Mentoring, as I've defined and constructed it, entails just walking alongside one's mentor in various facets of life, seeing how the mentor goes about his or her business, and asking and responding to questions prompted by the mentee along the way. Mentors with experience establish their own agendas along the road and purposefully expose mentees to a wide range of topics and circumstances relevant to their work and spiritual life.
- When a scenario happens at work, home, church, or in the community that requires a neutral party to talk through an issue,
- If you're just getting started in life, whether it's in your medium to late teen years, college, or early professional life, finding a mentor is one of the best things you can do.
- Co-mentoring eventually replaces mentoring since two people are accountable to one other, going to the gym together, attending small groups together, having coffee together on a regular basis, vacationing together, serving the poor together, and so on. However, co-mentoring should not come at the expense of mentoring a mentee.
Conclusion: Much, if not all, of the foregoing is dictated by the seasons of life. The current status at home, whether married with young children or teenagers, empty nesters with adult children and grandchildren living in the area or in another state, single, or single again, etc. all of these situations necessitate different needs, but the benefits of hiring a coach at different touch points, at various times in life, are enormous.
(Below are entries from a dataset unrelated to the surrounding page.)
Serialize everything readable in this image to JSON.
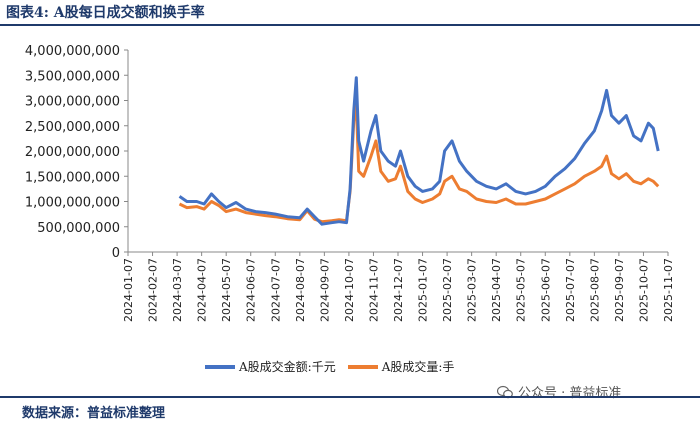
{
  "header": {
    "title": "图表4:  A股每日成交额和换手率"
  },
  "footer": {
    "source": "数据来源：普益标准整理"
  },
  "watermark": {
    "text": "公众号 · 普益标准"
  },
  "chart_data": {
    "type": "line",
    "title": "",
    "ylim": [
      0,
      4000000000
    ],
    "y_ticks": [
      "4,000,000,000",
      "3,500,000,000",
      "3,000,000,000",
      "2,500,000,000",
      "2,000,000,000",
      "1,500,000,000",
      "1,000,000,000",
      "500,000,000",
      "0"
    ],
    "x_ticks": [
      "2024-01-07",
      "2024-02-07",
      "2024-03-07",
      "2024-04-07",
      "2024-05-07",
      "2024-06-07",
      "2024-07-07",
      "2024-08-07",
      "2024-09-07",
      "2024-10-07",
      "2024-11-07",
      "2024-12-07",
      "2025-01-07",
      "2025-02-07",
      "2025-03-07",
      "2025-04-07",
      "2025-05-07",
      "2025-06-07",
      "2025-07-07",
      "2025-08-07",
      "2025-09-07",
      "2025-10-07",
      "2025-11-07"
    ],
    "grid": false,
    "legend_position": "bottom",
    "series": [
      {
        "name": "A股成交金额:千元",
        "color": "#4472c4",
        "points": [
          [
            2.1,
            1100000000.0
          ],
          [
            2.4,
            1000000000.0
          ],
          [
            2.8,
            1000000000.0
          ],
          [
            3.1,
            950000000.0
          ],
          [
            3.4,
            1150000000.0
          ],
          [
            3.7,
            1000000000.0
          ],
          [
            4.0,
            880000000.0
          ],
          [
            4.4,
            980000000.0
          ],
          [
            4.8,
            850000000.0
          ],
          [
            5.2,
            800000000.0
          ],
          [
            5.6,
            780000000.0
          ],
          [
            6.0,
            750000000.0
          ],
          [
            6.5,
            700000000.0
          ],
          [
            7.0,
            680000000.0
          ],
          [
            7.3,
            850000000.0
          ],
          [
            7.6,
            700000000.0
          ],
          [
            7.9,
            550000000.0
          ],
          [
            8.3,
            580000000.0
          ],
          [
            8.6,
            600000000.0
          ],
          [
            8.9,
            580000000.0
          ],
          [
            9.05,
            1250000000.0
          ],
          [
            9.2,
            2800000000.0
          ],
          [
            9.3,
            3450000000.0
          ],
          [
            9.4,
            2200000000.0
          ],
          [
            9.6,
            1800000000.0
          ],
          [
            9.9,
            2400000000.0
          ],
          [
            10.1,
            2700000000.0
          ],
          [
            10.3,
            2000000000.0
          ],
          [
            10.6,
            1800000000.0
          ],
          [
            10.9,
            1700000000.0
          ],
          [
            11.1,
            2000000000.0
          ],
          [
            11.4,
            1500000000.0
          ],
          [
            11.7,
            1300000000.0
          ],
          [
            12.0,
            1200000000.0
          ],
          [
            12.4,
            1250000000.0
          ],
          [
            12.7,
            1400000000.0
          ],
          [
            12.9,
            2000000000.0
          ],
          [
            13.2,
            2200000000.0
          ],
          [
            13.5,
            1800000000.0
          ],
          [
            13.8,
            1600000000.0
          ],
          [
            14.2,
            1400000000.0
          ],
          [
            14.6,
            1300000000.0
          ],
          [
            15.0,
            1250000000.0
          ],
          [
            15.4,
            1350000000.0
          ],
          [
            15.8,
            1200000000.0
          ],
          [
            16.2,
            1150000000.0
          ],
          [
            16.6,
            1200000000.0
          ],
          [
            17.0,
            1300000000.0
          ],
          [
            17.4,
            1500000000.0
          ],
          [
            17.8,
            1650000000.0
          ],
          [
            18.2,
            1850000000.0
          ],
          [
            18.6,
            2150000000.0
          ],
          [
            19.0,
            2400000000.0
          ],
          [
            19.3,
            2800000000.0
          ],
          [
            19.5,
            3200000000.0
          ],
          [
            19.7,
            2700000000.0
          ],
          [
            20.0,
            2550000000.0
          ],
          [
            20.3,
            2700000000.0
          ],
          [
            20.6,
            2300000000.0
          ],
          [
            20.9,
            2200000000.0
          ],
          [
            21.2,
            2550000000.0
          ],
          [
            21.4,
            2450000000.0
          ],
          [
            21.6,
            2000000000.0
          ]
        ]
      },
      {
        "name": "A股成交量:手",
        "color": "#ed7d31",
        "points": [
          [
            2.1,
            950000000.0
          ],
          [
            2.4,
            880000000.0
          ],
          [
            2.8,
            900000000.0
          ],
          [
            3.1,
            850000000.0
          ],
          [
            3.4,
            1000000000.0
          ],
          [
            3.7,
            920000000.0
          ],
          [
            4.0,
            800000000.0
          ],
          [
            4.4,
            850000000.0
          ],
          [
            4.8,
            780000000.0
          ],
          [
            5.2,
            750000000.0
          ],
          [
            5.6,
            720000000.0
          ],
          [
            6.0,
            700000000.0
          ],
          [
            6.5,
            660000000.0
          ],
          [
            7.0,
            640000000.0
          ],
          [
            7.3,
            820000000.0
          ],
          [
            7.6,
            650000000.0
          ],
          [
            7.9,
            600000000.0
          ],
          [
            8.3,
            620000000.0
          ],
          [
            8.6,
            640000000.0
          ],
          [
            8.9,
            620000000.0
          ],
          [
            9.05,
            1200000000.0
          ],
          [
            9.2,
            2600000000.0
          ],
          [
            9.3,
            2950000000.0
          ],
          [
            9.4,
            1600000000.0
          ],
          [
            9.6,
            1500000000.0
          ],
          [
            9.9,
            1900000000.0
          ],
          [
            10.1,
            2200000000.0
          ],
          [
            10.3,
            1600000000.0
          ],
          [
            10.6,
            1400000000.0
          ],
          [
            10.9,
            1450000000.0
          ],
          [
            11.1,
            1700000000.0
          ],
          [
            11.4,
            1200000000.0
          ],
          [
            11.7,
            1050000000.0
          ],
          [
            12.0,
            980000000.0
          ],
          [
            12.4,
            1050000000.0
          ],
          [
            12.7,
            1150000000.0
          ],
          [
            12.9,
            1400000000.0
          ],
          [
            13.2,
            1500000000.0
          ],
          [
            13.5,
            1250000000.0
          ],
          [
            13.8,
            1200000000.0
          ],
          [
            14.2,
            1050000000.0
          ],
          [
            14.6,
            1000000000.0
          ],
          [
            15.0,
            980000000.0
          ],
          [
            15.4,
            1050000000.0
          ],
          [
            15.8,
            950000000.0
          ],
          [
            16.2,
            950000000.0
          ],
          [
            16.6,
            1000000000.0
          ],
          [
            17.0,
            1050000000.0
          ],
          [
            17.4,
            1150000000.0
          ],
          [
            17.8,
            1250000000.0
          ],
          [
            18.2,
            1350000000.0
          ],
          [
            18.6,
            1500000000.0
          ],
          [
            19.0,
            1600000000.0
          ],
          [
            19.3,
            1700000000.0
          ],
          [
            19.5,
            1900000000.0
          ],
          [
            19.7,
            1550000000.0
          ],
          [
            20.0,
            1450000000.0
          ],
          [
            20.3,
            1550000000.0
          ],
          [
            20.6,
            1400000000.0
          ],
          [
            20.9,
            1350000000.0
          ],
          [
            21.2,
            1450000000.0
          ],
          [
            21.4,
            1400000000.0
          ],
          [
            21.6,
            1300000000.0
          ]
        ]
      }
    ]
  }
}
Similarly, regardless of one's circumstances or life structure, we all require and benefit from regular accountability with someone older than our spouse. We descend into our base state as sinners if left to our own devices, without the sharpening of iron on iron, scratching and swearing in public, not bathing or shaving often enough…
When God planned most of us to spend the majority of our lives with one person, our spouse, he understood what he was doing. But he also realized that in order to question the motives and thinking of our hearts and brains, women needed to share routinely with other women and men needed to work together, smoke an occasional cigar, and have a beer together.
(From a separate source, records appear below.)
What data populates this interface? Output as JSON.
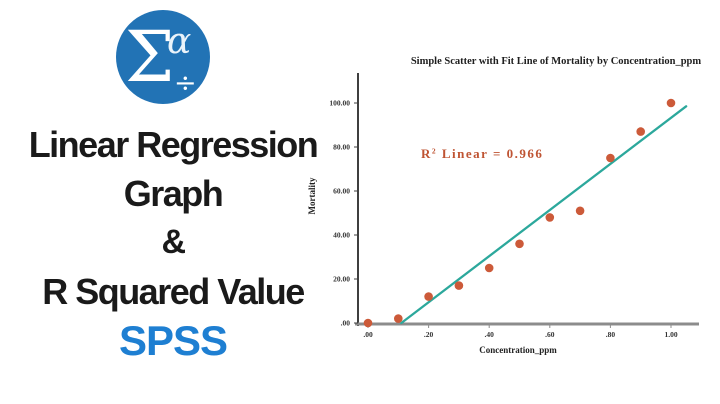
{
  "left_panel": {
    "logo": {
      "sigma": "Σ",
      "alpha": "α",
      "divide": "÷",
      "circle_color": "#2273b5"
    },
    "title_lines": [
      "Linear Regression",
      "Graph",
      "&",
      "R Squared Value"
    ],
    "spss_label": "SPSS",
    "text_color": "#1a1a1a",
    "spss_color": "#1e7fd2"
  },
  "chart_data": {
    "type": "scatter",
    "title": "Simple Scatter with Fit Line of Mortality by Concentration_ppm",
    "xlabel": "Concentration_ppm",
    "ylabel": "Mortality",
    "annotation": {
      "prefix": "R",
      "sup": "2",
      "suffix": " Linear = 0.966",
      "value": 0.966
    },
    "x": [
      0.0,
      0.1,
      0.2,
      0.3,
      0.4,
      0.5,
      0.6,
      0.7,
      0.8,
      0.9,
      1.0
    ],
    "y": [
      0,
      2,
      12,
      17,
      25,
      36,
      48,
      51,
      75,
      87,
      100
    ],
    "fit_line": {
      "x1": 0.11,
      "y1": 0,
      "x2": 1.05,
      "y2": 98.5
    },
    "x_ticks": [
      {
        "value": 0.0,
        "label": ".00"
      },
      {
        "value": 0.2,
        "label": ".20"
      },
      {
        "value": 0.4,
        "label": ".40"
      },
      {
        "value": 0.6,
        "label": ".60"
      },
      {
        "value": 0.8,
        "label": ".80"
      },
      {
        "value": 1.0,
        "label": "1.00"
      }
    ],
    "y_ticks": [
      {
        "value": 0,
        "label": ".00"
      },
      {
        "value": 20,
        "label": "20.00"
      },
      {
        "value": 40,
        "label": "40.00"
      },
      {
        "value": 60,
        "label": "60.00"
      },
      {
        "value": 80,
        "label": "80.00"
      },
      {
        "value": 100,
        "label": "100.00"
      }
    ],
    "xlim": [
      -0.03,
      1.09
    ],
    "ylim": [
      0,
      113
    ],
    "grid": false,
    "legend": "none",
    "colors": {
      "point": "#cc5a39",
      "fit_line": "#2ca89c",
      "annotation": "#bf5433",
      "y_axis": "#3f3f3f",
      "x_axis": "#8c8c8c"
    }
  }
}
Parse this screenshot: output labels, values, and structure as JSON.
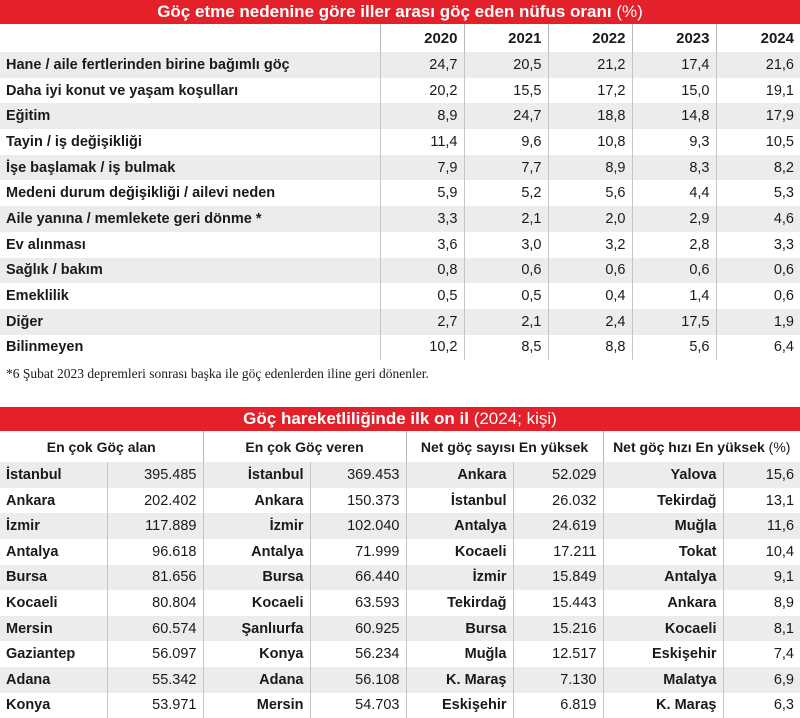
{
  "colors": {
    "banner": "#e4202a",
    "stripe": "#ececec"
  },
  "chart_data": [
    {
      "type": "table",
      "title": "Göç etme nedenine göre iller arası göç eden nüfus oranı",
      "unit": "(%)",
      "columns": [
        "2020",
        "2021",
        "2022",
        "2023",
        "2024"
      ],
      "rows": [
        {
          "label": "Hane / aile fertlerinden birine bağımlı göç",
          "values": [
            "24,7",
            "20,5",
            "21,2",
            "17,4",
            "21,6"
          ]
        },
        {
          "label": "Daha iyi konut ve yaşam koşulları",
          "values": [
            "20,2",
            "15,5",
            "17,2",
            "15,0",
            "19,1"
          ]
        },
        {
          "label": "Eğitim",
          "values": [
            "8,9",
            "24,7",
            "18,8",
            "14,8",
            "17,9"
          ]
        },
        {
          "label": "Tayin / iş değişikliği",
          "values": [
            "11,4",
            "9,6",
            "10,8",
            "9,3",
            "10,5"
          ]
        },
        {
          "label": "İşe başlamak / iş bulmak",
          "values": [
            "7,9",
            "7,7",
            "8,9",
            "8,3",
            "8,2"
          ]
        },
        {
          "label": "Medeni durum değişikliği / ailevi neden",
          "values": [
            "5,9",
            "5,2",
            "5,6",
            "4,4",
            "5,3"
          ]
        },
        {
          "label": "Aile yanına / memlekete geri dönme *",
          "values": [
            "3,3",
            "2,1",
            "2,0",
            "2,9",
            "4,6"
          ]
        },
        {
          "label": "Ev alınması",
          "values": [
            "3,6",
            "3,0",
            "3,2",
            "2,8",
            "3,3"
          ]
        },
        {
          "label": "Sağlık / bakım",
          "values": [
            "0,8",
            "0,6",
            "0,6",
            "0,6",
            "0,6"
          ]
        },
        {
          "label": "Emeklilik",
          "values": [
            "0,5",
            "0,5",
            "0,4",
            "1,4",
            "0,6"
          ]
        },
        {
          "label": "Diğer",
          "values": [
            "2,7",
            "2,1",
            "2,4",
            "17,5",
            "1,9"
          ]
        },
        {
          "label": "Bilinmeyen",
          "values": [
            "10,2",
            "8,5",
            "8,8",
            "5,6",
            "6,4"
          ]
        }
      ],
      "footnote": "*6 Şubat 2023 depremleri sonrası başka ile göç edenlerden iline geri dönenler."
    },
    {
      "type": "table",
      "title": "Göç hareketliliğinde ilk on il",
      "unit": "(2024; kişi)",
      "groups": [
        {
          "header": "En çok Göç alan",
          "header_suffix": "",
          "rows": [
            [
              "İstanbul",
              "395.485"
            ],
            [
              "Ankara",
              "202.402"
            ],
            [
              "İzmir",
              "117.889"
            ],
            [
              "Antalya",
              "96.618"
            ],
            [
              "Bursa",
              "81.656"
            ],
            [
              "Kocaeli",
              "80.804"
            ],
            [
              "Mersin",
              "60.574"
            ],
            [
              "Gaziantep",
              "56.097"
            ],
            [
              "Adana",
              "55.342"
            ],
            [
              "Konya",
              "53.971"
            ]
          ]
        },
        {
          "header": "En çok Göç veren",
          "header_suffix": "",
          "rows": [
            [
              "İstanbul",
              "369.453"
            ],
            [
              "Ankara",
              "150.373"
            ],
            [
              "İzmir",
              "102.040"
            ],
            [
              "Antalya",
              "71.999"
            ],
            [
              "Bursa",
              "66.440"
            ],
            [
              "Kocaeli",
              "63.593"
            ],
            [
              "Şanlıurfa",
              "60.925"
            ],
            [
              "Konya",
              "56.234"
            ],
            [
              "Adana",
              "56.108"
            ],
            [
              "Mersin",
              "54.703"
            ]
          ]
        },
        {
          "header": "Net göç sayısı En yüksek",
          "header_suffix": "",
          "rows": [
            [
              "Ankara",
              "52.029"
            ],
            [
              "İstanbul",
              "26.032"
            ],
            [
              "Antalya",
              "24.619"
            ],
            [
              "Kocaeli",
              "17.211"
            ],
            [
              "İzmir",
              "15.849"
            ],
            [
              "Tekirdağ",
              "15.443"
            ],
            [
              "Bursa",
              "15.216"
            ],
            [
              "Muğla",
              "12.517"
            ],
            [
              "K. Maraş",
              "7.130"
            ],
            [
              "Eskişehir",
              "6.819"
            ]
          ]
        },
        {
          "header": "Net göç hızı En yüksek",
          "header_suffix": "(%)",
          "rows": [
            [
              "Yalova",
              "15,6"
            ],
            [
              "Tekirdağ",
              "13,1"
            ],
            [
              "Muğla",
              "11,6"
            ],
            [
              "Tokat",
              "10,4"
            ],
            [
              "Antalya",
              "9,1"
            ],
            [
              "Ankara",
              "8,9"
            ],
            [
              "Kocaeli",
              "8,1"
            ],
            [
              "Eskişehir",
              "7,4"
            ],
            [
              "Malatya",
              "6,9"
            ],
            [
              "K. Maraş",
              "6,3"
            ]
          ]
        }
      ]
    }
  ]
}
God's plan for us is not for us to live in isolation. He intended for us to live in community. We must make an effort to seek each other out in today's western culture. Intentionality is required in the types of relationships outlined above.
Michael grew up in Seattle, Washington, on the “left” coast. He received his bachelor's degree from Biola University in 1975 and his master's degree from Western Seminary in 1979. He has been the Western Regional Director for CMDA since 1984, after helping to start a church in Gresham, Oregon. He lives in Portland with his wife Linda and their two married children.